Testing for alpha-1 antitrypsin deficiency isn’t routine but is recommended when imaging shows emphysema at the base of the lungs or when airflow obstruction is unusually severe. CF and PCD screening is specifically indicated when symptoms began in childhood or when clinical features point in that direction.
Why Identifying a Genetic Cause Matters
For many people with bronchiectasis, the damage is already done and treatment focuses on the same core strategies regardless of cause: clearing mucus from the airways, managing bacterial infections, and reducing inflammation. But knowing whether a genetic condition is driving the disease can meaningfully change your care.
A cystic fibrosis diagnosis, even in adulthood, now opens the door to highly effective modulator therapies that target the underlying protein defect. These drugs have transformed outcomes for CF patients, which is why guidelines emphasize that these cases should not be missed.
Primary ciliary dyskinesia doesn’t yet have a targeted drug treatment, but identifying it leads to more intensive airway clearance regimens, better management of chronic sinus disease, fertility counseling (since the same cilia involved in lung clearance play a role in reproduction), and cardiac screening, since ciliary defects can cause the heart to form on the wrong side of the chest.
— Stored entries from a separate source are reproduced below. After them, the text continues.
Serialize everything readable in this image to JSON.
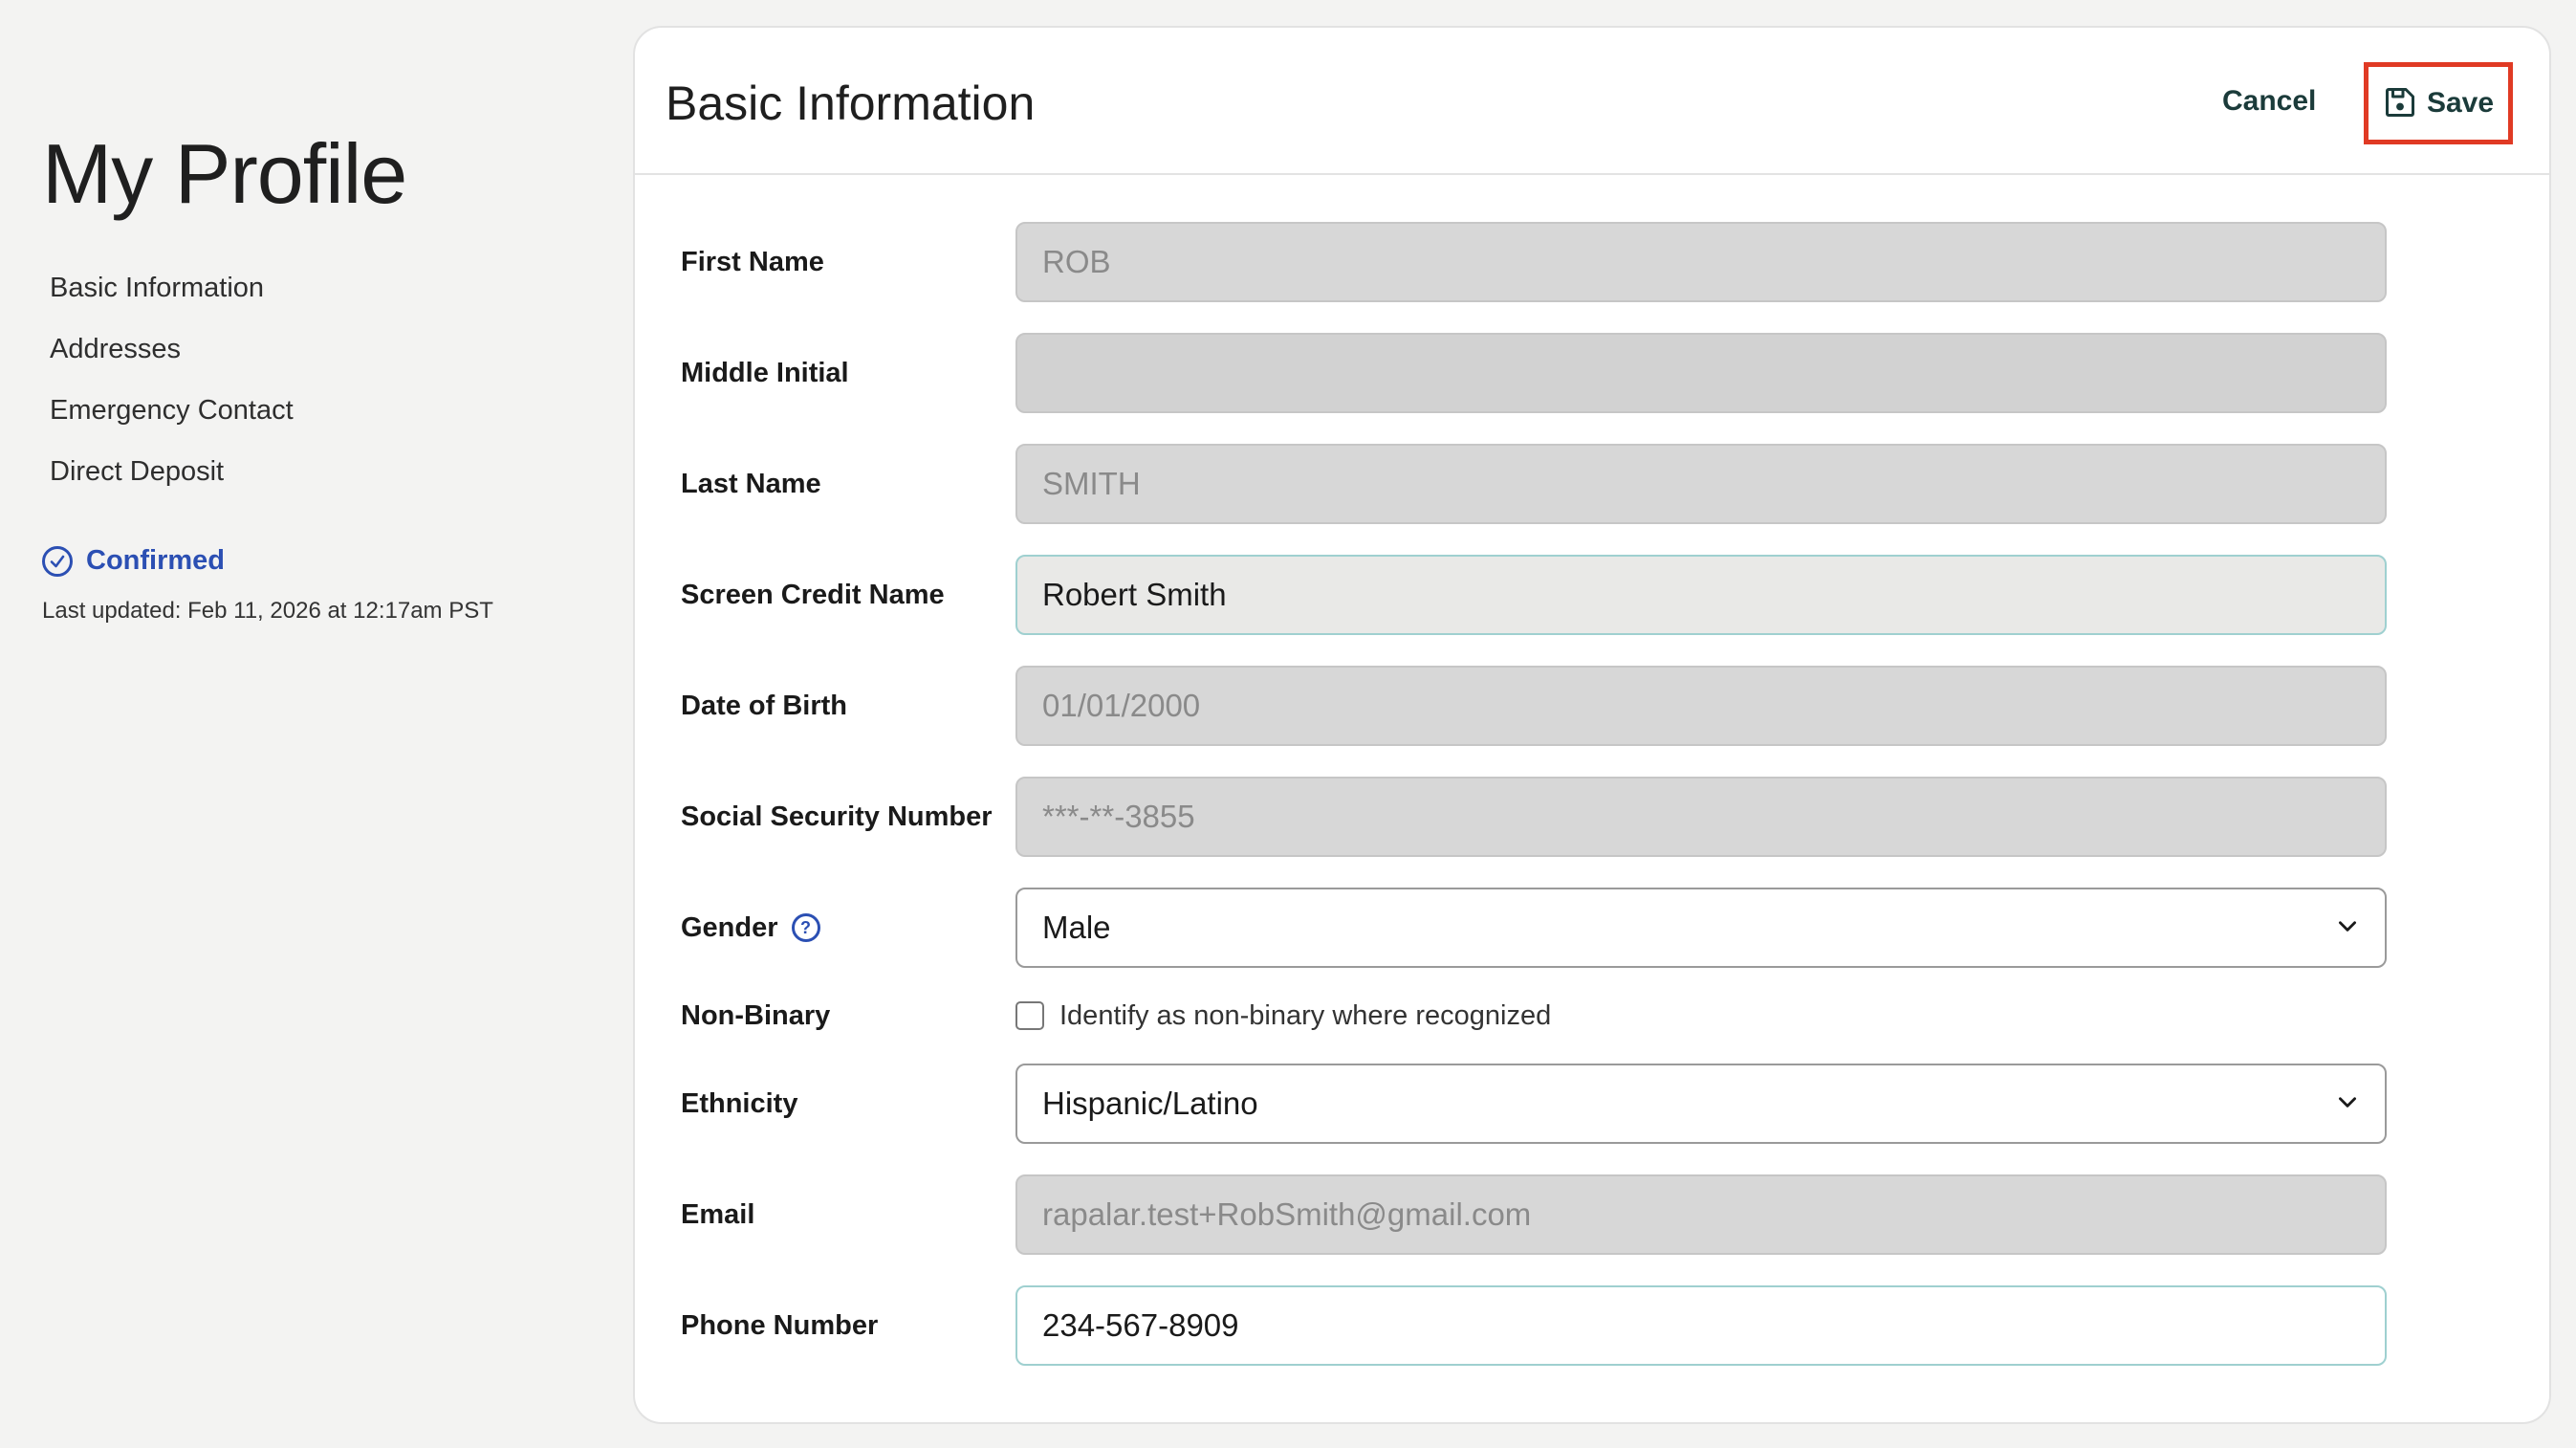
{
  "sidebar": {
    "title": "My Profile",
    "nav": [
      {
        "label": "Basic Information"
      },
      {
        "label": "Addresses"
      },
      {
        "label": "Emergency Contact"
      },
      {
        "label": "Direct Deposit"
      }
    ],
    "status": "Confirmed",
    "last_updated": "Last updated: Feb 11, 2026 at 12:17am PST"
  },
  "card": {
    "title": "Basic Information",
    "cancel_label": "Cancel",
    "save_label": "Save"
  },
  "form": {
    "first_name": {
      "label": "First Name",
      "value": "ROB"
    },
    "middle_initial": {
      "label": "Middle Initial",
      "value": ""
    },
    "last_name": {
      "label": "Last Name",
      "value": "SMITH"
    },
    "screen_credit_name": {
      "label": "Screen Credit Name",
      "value": "Robert Smith"
    },
    "date_of_birth": {
      "label": "Date of Birth",
      "value": "01/01/2000"
    },
    "ssn": {
      "label": "Social Security Number",
      "value": "***-**-3855"
    },
    "gender": {
      "label": "Gender",
      "value": "Male",
      "help_icon": "question-circle-icon"
    },
    "non_binary": {
      "label": "Non-Binary",
      "checkbox_label": "Identify as non-binary where recognized",
      "checked": false
    },
    "ethnicity": {
      "label": "Ethnicity",
      "value": "Hispanic/Latino"
    },
    "email": {
      "label": "Email",
      "value": "rapalar.test+RobSmith@gmail.com"
    },
    "phone": {
      "label": "Phone Number",
      "value": "234-567-8909"
    }
  },
  "colors": {
    "accent_blue": "#2b4fb3",
    "highlight_red": "#e03a24",
    "button_text": "#1b3b3a"
  }
}
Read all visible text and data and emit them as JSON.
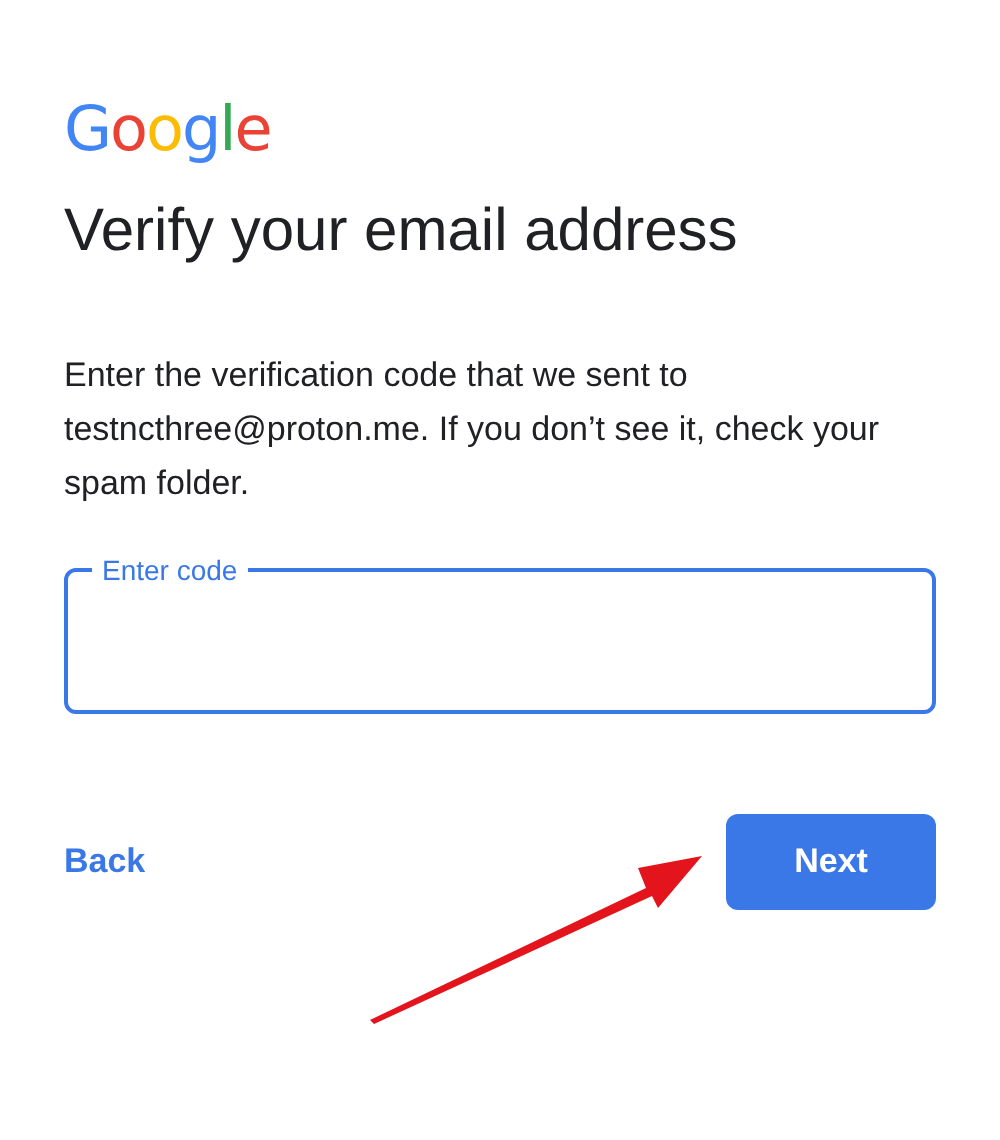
{
  "logo": "Google",
  "title": "Verify your email address",
  "message": "Enter the verification code that we sent to testncthree@proton.me. If you don’t see it, check your spam folder.",
  "code_field": {
    "label": "Enter code",
    "focused": true
  },
  "buttons": {
    "back": "Back",
    "next": "Next"
  }
}
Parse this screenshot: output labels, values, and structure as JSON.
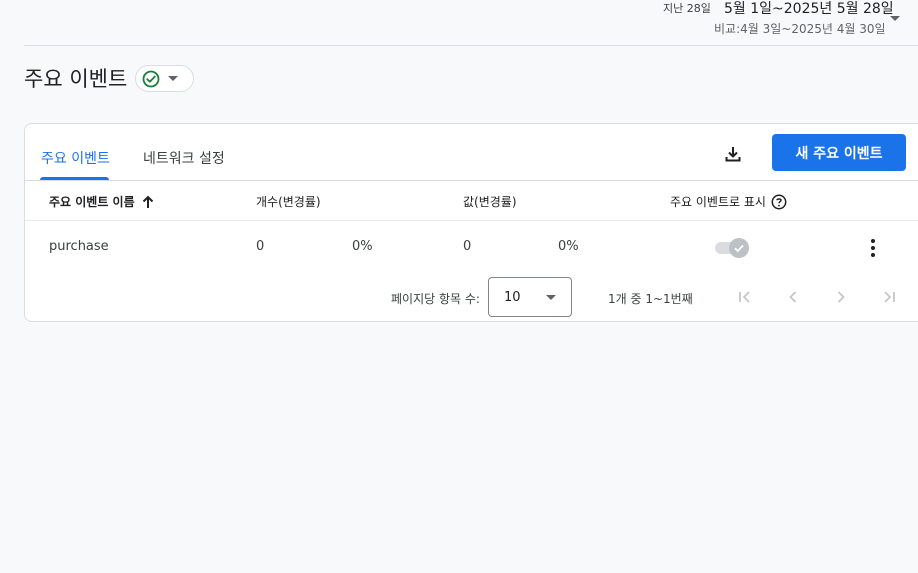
{
  "date_range": {
    "period": "지난 28일",
    "range": "5월 1일~2025년 5월 28일",
    "compare": "비교:4월 3일~2025년 4월 30일"
  },
  "page": {
    "title": "주요 이벤트"
  },
  "tabs": [
    {
      "label": "주요 이벤트",
      "active": true
    },
    {
      "label": "네트워크 설정",
      "active": false
    }
  ],
  "toolbar": {
    "new_button_label": "새 주요 이벤트"
  },
  "table": {
    "columns": {
      "name": "주요 이벤트 이름",
      "count": "개수(변경률)",
      "value": "값(변경률)",
      "mark_as_key": "주요 이벤트로 표시"
    },
    "rows": [
      {
        "name": "purchase",
        "count": "0",
        "count_change": "0%",
        "value": "0",
        "value_change": "0%",
        "marked": true
      }
    ]
  },
  "pagination": {
    "per_page_label": "페이지당 항목 수:",
    "per_page_value": "10",
    "range_text": "1개 중 1~1번째"
  },
  "colors": {
    "accent": "#1a73e8",
    "success": "#188038"
  }
}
For immunodeficiency-related bronchiectasis, treatment with immunoglobulin replacement therapy can reduce the cycle of infection and inflammation that drives ongoing lung damage. Identifying CVID early may slow the progression of bronchiectasis and preserve lung function longer.
In contrast, when bronchiectasis results from a past infection with no underlying genetic condition, management focuses entirely on the “treatable traits” of the disease: keeping airways clear, controlling bacterial colonization, and dampening inflammation. There’s no upstream cause to address.